In a study evaluating the toxicity of G. pentaphyllum extract on female Sprague-Dawley rats, a single dose of up to 5000 mg/kg of the extract was given and subchronic toxicity tests were performed with 1000 mg/kg/day for 90 days. No rat death occurred nor did any signs of toxicity arise. Blood chemistry values, though statistically different from the control group, were within normal ranges in rats. Thus, no mortality nor abnormalities have risen from the G. pentaphyllum extract treatment (Chiranthanut et al., 2013). In addition, no toxicity or mortality was reported upon long-term administration of a dose up to 750 mg/kg body weight of G. pentaphyllum in rats (Attawish et al., 2004).

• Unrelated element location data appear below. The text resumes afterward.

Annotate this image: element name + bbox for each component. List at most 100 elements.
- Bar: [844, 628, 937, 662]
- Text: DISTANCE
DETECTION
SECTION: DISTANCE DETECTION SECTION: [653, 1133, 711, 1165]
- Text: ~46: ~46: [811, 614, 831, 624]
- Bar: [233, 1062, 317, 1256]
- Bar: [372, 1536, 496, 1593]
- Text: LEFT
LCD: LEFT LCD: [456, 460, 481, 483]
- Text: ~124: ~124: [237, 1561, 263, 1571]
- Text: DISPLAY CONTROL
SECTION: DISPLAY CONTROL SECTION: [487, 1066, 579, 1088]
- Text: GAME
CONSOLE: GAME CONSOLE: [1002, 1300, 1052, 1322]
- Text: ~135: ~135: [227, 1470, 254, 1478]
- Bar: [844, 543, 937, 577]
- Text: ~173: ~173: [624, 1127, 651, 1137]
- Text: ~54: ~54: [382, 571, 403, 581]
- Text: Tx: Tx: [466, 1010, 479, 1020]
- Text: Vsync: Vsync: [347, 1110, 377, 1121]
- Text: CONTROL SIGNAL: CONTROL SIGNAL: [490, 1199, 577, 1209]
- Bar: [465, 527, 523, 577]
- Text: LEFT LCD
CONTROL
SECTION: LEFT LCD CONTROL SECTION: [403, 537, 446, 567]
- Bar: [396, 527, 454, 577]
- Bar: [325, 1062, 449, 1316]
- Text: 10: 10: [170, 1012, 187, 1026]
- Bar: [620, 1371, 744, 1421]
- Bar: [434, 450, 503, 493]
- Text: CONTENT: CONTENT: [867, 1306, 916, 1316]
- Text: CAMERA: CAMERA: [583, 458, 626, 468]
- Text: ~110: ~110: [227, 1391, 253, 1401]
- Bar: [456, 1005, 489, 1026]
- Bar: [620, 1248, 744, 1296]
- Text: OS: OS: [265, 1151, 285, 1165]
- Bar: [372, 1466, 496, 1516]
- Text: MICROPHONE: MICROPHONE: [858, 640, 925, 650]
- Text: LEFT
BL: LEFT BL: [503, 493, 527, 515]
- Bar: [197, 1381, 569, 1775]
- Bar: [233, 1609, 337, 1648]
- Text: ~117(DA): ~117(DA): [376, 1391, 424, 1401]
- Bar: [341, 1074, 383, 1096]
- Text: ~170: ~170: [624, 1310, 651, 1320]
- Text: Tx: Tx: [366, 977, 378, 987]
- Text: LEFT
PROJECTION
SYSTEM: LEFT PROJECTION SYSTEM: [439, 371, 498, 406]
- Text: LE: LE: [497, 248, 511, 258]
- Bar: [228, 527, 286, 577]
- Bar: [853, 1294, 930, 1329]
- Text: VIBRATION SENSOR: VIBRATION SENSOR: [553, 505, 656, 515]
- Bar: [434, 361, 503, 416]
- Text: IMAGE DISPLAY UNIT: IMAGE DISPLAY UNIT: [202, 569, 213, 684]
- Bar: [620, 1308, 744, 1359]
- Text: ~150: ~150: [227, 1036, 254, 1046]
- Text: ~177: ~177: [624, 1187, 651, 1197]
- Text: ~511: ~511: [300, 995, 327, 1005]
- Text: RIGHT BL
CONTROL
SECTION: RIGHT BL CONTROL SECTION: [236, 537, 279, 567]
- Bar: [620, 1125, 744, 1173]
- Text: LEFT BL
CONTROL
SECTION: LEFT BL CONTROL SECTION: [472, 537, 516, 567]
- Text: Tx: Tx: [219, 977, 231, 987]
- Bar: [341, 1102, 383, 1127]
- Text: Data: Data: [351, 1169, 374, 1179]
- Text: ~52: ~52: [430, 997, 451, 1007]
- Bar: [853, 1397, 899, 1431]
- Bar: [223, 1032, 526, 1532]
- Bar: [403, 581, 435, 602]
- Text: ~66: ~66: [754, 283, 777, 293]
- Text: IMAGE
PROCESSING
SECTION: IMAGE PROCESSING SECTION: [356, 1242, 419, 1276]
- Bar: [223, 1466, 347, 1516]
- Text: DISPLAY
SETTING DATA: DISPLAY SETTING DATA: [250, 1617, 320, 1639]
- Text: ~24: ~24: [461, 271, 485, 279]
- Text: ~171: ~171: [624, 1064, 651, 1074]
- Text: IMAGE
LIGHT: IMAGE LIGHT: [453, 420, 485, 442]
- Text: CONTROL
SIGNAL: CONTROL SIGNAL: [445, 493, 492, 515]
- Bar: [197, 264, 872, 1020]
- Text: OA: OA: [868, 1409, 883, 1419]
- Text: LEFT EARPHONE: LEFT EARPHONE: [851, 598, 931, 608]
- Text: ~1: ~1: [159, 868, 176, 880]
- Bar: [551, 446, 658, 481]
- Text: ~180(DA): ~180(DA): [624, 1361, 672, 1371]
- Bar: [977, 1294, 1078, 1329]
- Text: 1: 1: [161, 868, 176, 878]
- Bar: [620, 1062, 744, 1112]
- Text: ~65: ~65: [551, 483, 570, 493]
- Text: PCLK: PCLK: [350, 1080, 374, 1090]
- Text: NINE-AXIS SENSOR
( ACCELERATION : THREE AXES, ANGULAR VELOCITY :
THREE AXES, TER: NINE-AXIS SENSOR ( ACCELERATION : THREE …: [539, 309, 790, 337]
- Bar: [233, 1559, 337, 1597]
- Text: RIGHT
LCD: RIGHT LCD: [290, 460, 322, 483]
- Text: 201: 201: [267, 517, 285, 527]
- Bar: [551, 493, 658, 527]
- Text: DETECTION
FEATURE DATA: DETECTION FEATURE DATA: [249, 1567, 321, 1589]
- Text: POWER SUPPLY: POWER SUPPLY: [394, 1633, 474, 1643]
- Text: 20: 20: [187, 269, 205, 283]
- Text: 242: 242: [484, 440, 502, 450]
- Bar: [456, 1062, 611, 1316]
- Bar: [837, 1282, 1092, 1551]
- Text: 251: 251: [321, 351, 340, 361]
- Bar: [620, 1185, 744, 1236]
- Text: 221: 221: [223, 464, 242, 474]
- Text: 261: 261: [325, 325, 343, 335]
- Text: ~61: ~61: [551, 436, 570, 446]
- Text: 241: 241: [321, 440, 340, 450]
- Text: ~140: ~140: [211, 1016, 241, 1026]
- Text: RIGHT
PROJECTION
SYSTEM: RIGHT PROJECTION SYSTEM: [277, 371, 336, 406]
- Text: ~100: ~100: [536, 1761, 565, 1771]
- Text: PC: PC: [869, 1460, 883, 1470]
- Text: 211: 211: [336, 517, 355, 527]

A Phase I clinical trial was conducted to evaluate the safety of G. pentaphyllum whereby three groups of healthy volunteers were administered 50, 200, and 400 mg twice daily with water extract of G. pentaphyllum for two months. No major immune adverse events such as significant changes in natural killer cell activities, number of CD3+, CD4+, and CD8+ cells, were reported. No biochemical parameters were significantly affected either. Such doses of G. pentaphyllum were deemed to be safe (Chavalittumrong et al., 2007). In another clinical trial, 537 bronchitic patients were treated three times a day with G. pentaphyllum (2.5–3 g, prepared as tablets or capsules). Adverse side effects that included vomiting, abdomen tension, diarrhea (or constipation), dizziness, blurred vision, and tinnitus effects were seen in a small number of patients. Notably, these symptoms were mild and did not stop the patients from taking the G. pentaphyllum extract (Razmovski-Naumovski et al., 2005). A very recent randomized, double-blind, placebo-controlled clinical trial utilizing G. pentaphyllum extract in 72 healthy adults revealed no adverse side effects of the ingestion of the ethanolic extract of G. pentaphyllum (Choi et al., 2019). Overall, consumption of G. pentaphyllum seems to be safe at the doses required to observe a therapeutic effect.